MAR ABERTO | Entrei no EB, vesti VO

por Boca Migotto

A data é 10 de março de 1995, meu décimo nono aniversário. Em vez de estar em casa, no conforto do chamego materno, curtindo a família e os amigos, eu estava sentado sobre o paralelepípedo quente do 6 Batalhão de Comunicação Divisionária de Bento Gonçalves, angustiado para saber se eu seria liberado do serviço militar obrigatório.

Não fui. Aquele meu aniversário passou lento e triste. O dia seguinte também, assim como toda aquela semana e mais outras quatro. Depois daquele 10 de março, voltei a ver meus pais, novamente, somente em meados de abril, quando foi encerrado o período de internato.

Contrariando a sabedoria do meu pai e fazendo jus a uma teimosia que me acompanha desde sempre – com a maturidade, ao menos, aprendi a utiliza-la de forma minimamente inteligente – não me alistei na vizinha cidade de Barão, onde absolutamente nenhum jovem era recrutado, para fazê-lo em Carlos Barbosa, minha cidade natal. Meu primo mais velho, de Porto Alegre, anos antes fizera exatamente isso e fora dispensado fácil, fácil. Portanto, eu também estava certo que me livraria das amarras do EB. Era filho único, meus pais já pessoas de idade avançada e eu trabalhava e estudava para o vestibular. Impossível me pegarem. Por isso não me esforcei muito. Me apresentei de cara limpa, sem nenhuma artimanha ou história triste para contar. Não deu outra, fase após fase fui percebendo minhas chances de cair fora diminuírem até o dia quando, efetivamente, percebi que estava preso. E assim permaneceria por exato um ano, quando finalmente dei baixa em um 10 de março chuvoso de 1996.

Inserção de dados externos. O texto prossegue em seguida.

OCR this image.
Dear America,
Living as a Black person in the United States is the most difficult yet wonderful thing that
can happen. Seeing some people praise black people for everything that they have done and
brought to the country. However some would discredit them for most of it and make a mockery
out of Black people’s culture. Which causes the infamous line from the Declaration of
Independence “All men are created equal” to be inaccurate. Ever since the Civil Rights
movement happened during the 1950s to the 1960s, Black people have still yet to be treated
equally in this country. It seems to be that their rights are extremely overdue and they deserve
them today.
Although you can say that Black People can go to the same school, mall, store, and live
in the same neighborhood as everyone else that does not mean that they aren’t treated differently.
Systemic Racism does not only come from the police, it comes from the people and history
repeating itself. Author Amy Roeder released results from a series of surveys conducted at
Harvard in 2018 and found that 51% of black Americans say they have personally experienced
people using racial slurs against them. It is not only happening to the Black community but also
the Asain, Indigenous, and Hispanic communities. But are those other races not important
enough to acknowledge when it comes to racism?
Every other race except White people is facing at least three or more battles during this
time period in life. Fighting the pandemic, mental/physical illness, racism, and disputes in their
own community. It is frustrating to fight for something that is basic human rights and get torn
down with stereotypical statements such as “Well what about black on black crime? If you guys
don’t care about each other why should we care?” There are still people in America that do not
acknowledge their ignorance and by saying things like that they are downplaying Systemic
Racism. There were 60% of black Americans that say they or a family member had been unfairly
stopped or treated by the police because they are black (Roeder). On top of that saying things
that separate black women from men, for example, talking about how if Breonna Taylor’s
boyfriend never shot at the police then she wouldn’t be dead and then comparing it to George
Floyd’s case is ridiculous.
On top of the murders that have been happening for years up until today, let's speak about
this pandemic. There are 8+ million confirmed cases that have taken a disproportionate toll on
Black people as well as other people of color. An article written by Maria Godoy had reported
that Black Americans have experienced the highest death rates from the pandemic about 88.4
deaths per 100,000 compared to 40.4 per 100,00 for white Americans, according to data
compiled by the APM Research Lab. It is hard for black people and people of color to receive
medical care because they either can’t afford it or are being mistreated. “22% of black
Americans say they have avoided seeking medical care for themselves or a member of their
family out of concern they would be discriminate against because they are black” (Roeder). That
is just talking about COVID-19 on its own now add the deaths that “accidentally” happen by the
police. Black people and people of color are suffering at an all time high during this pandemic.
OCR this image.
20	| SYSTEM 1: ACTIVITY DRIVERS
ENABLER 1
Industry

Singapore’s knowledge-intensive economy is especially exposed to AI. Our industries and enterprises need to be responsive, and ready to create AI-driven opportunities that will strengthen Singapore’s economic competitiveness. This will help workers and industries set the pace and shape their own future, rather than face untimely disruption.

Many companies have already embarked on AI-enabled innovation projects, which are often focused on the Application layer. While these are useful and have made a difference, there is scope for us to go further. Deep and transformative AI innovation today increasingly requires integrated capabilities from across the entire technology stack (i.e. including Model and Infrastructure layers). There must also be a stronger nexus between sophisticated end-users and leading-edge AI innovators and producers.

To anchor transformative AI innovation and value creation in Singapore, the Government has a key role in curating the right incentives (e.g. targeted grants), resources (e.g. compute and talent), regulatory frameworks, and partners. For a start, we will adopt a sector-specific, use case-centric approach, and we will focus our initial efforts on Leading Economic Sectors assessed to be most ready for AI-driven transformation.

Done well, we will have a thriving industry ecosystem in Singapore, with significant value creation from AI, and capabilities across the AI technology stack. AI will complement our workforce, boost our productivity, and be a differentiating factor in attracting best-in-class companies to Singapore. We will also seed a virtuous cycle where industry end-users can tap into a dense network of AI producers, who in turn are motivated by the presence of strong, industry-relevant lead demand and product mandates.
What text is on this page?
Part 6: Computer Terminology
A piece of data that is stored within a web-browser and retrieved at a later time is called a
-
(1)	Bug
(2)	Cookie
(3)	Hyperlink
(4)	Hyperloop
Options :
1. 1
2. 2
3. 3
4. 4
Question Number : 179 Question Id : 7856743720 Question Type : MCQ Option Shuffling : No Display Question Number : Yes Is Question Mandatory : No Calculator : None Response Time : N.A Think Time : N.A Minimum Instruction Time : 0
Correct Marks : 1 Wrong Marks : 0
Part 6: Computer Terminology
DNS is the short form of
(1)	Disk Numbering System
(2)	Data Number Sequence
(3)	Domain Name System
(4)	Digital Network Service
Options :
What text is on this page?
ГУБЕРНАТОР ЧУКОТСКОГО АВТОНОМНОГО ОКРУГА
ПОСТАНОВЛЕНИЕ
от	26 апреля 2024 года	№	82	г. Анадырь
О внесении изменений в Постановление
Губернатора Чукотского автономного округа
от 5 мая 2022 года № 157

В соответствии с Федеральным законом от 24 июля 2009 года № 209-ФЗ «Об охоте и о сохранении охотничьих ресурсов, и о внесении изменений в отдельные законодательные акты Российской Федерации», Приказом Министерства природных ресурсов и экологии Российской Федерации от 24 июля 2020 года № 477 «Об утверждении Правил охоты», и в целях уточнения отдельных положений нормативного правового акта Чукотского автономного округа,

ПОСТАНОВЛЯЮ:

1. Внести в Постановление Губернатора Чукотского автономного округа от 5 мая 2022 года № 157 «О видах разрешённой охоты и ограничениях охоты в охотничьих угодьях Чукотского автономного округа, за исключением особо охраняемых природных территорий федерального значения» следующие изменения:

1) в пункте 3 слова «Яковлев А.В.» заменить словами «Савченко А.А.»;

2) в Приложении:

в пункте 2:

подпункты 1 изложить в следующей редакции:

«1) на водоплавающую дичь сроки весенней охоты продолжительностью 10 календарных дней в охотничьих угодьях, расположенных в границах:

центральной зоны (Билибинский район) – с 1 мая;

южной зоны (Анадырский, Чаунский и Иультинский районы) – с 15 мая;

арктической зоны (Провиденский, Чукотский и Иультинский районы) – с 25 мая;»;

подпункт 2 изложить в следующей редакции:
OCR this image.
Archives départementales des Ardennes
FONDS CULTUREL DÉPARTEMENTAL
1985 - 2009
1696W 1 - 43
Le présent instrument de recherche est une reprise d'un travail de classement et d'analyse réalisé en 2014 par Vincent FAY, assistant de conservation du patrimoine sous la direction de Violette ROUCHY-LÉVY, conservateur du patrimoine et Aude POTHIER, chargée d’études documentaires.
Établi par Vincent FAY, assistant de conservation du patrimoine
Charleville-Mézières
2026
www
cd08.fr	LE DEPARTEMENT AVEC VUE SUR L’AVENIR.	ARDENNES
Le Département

Foi um ano de atraso na minha vida, mas não reclamo. Toda experiência, de alguma forma, é válida. Vejamos. Fui obrigado a rastejar na lama e na merda de vaca, mergulhar em arroios fétidos e gelados em pleno inverno serrano, dormir (?) na chuva, “pagar” milhares de flexões, virar noites de inverno acordado em guaritas sem portas e janelas e conhecer de perto a injustiça da meritocracia militar. Mesmo assim, insisto, foi um ano de aprendizado. Acho que foi a primeira vez que aprendi a fazer do limão uma limonada.

Que outra saída um ser humano ainda em formação poderia ter frente à imposição do Estado, além de baixar a cabeça e prestar continência? Meu cabelo comprido foi ceifado, minha autoestima reduzida a um eterno senta-e-levanta-um-dois e meu rock’n roll substituído por inúmeros hinos cantados em formação de sentido, perante a bandeira. Meus estudos trocados por muita ordem unida e uma permanente tensão de quem desconfia que está sempre errado, não importa a situação, e por isso, cedo ou tarde será punido.

No entanto, mesmo que incipientemente, e ao contrário da maioria dos meus colegas, eu já era um ser político em formação. Já me identificava com a revolução cubana – hasta la victoria, sempre – me considerava um cidadão de esquerda e até já havia lido a orelha do Capital, de Marx. E isso, devo esclarecer, dificultou um pouco as coisas para os cabos, sargentos e tenentes que tinham, por missão, nos moldar a sua imagem e semelhança. Por outro lado, também logo percebi que dar murros em ponta de faca machucava, e não era a faca que sentia a dor. Aos poucos fui substituindo minha rebeldia adolescente por uma certa inteligência emocional, o que exigiu que eu me adaptasse, minimamente, à disciplina militar. Caso contrário não sobreviveria ao quartel.

Nessas circunstancias, as amizades foram fundamentais. Embora hoje a grande maioria seja bolsonarista, naquele momento éramos uma família de jovens órfãos unidos em nossa opressão. E disso dependia, inclusive, a nossa própria sanidade mental. A lavagem cerebral foi intensa.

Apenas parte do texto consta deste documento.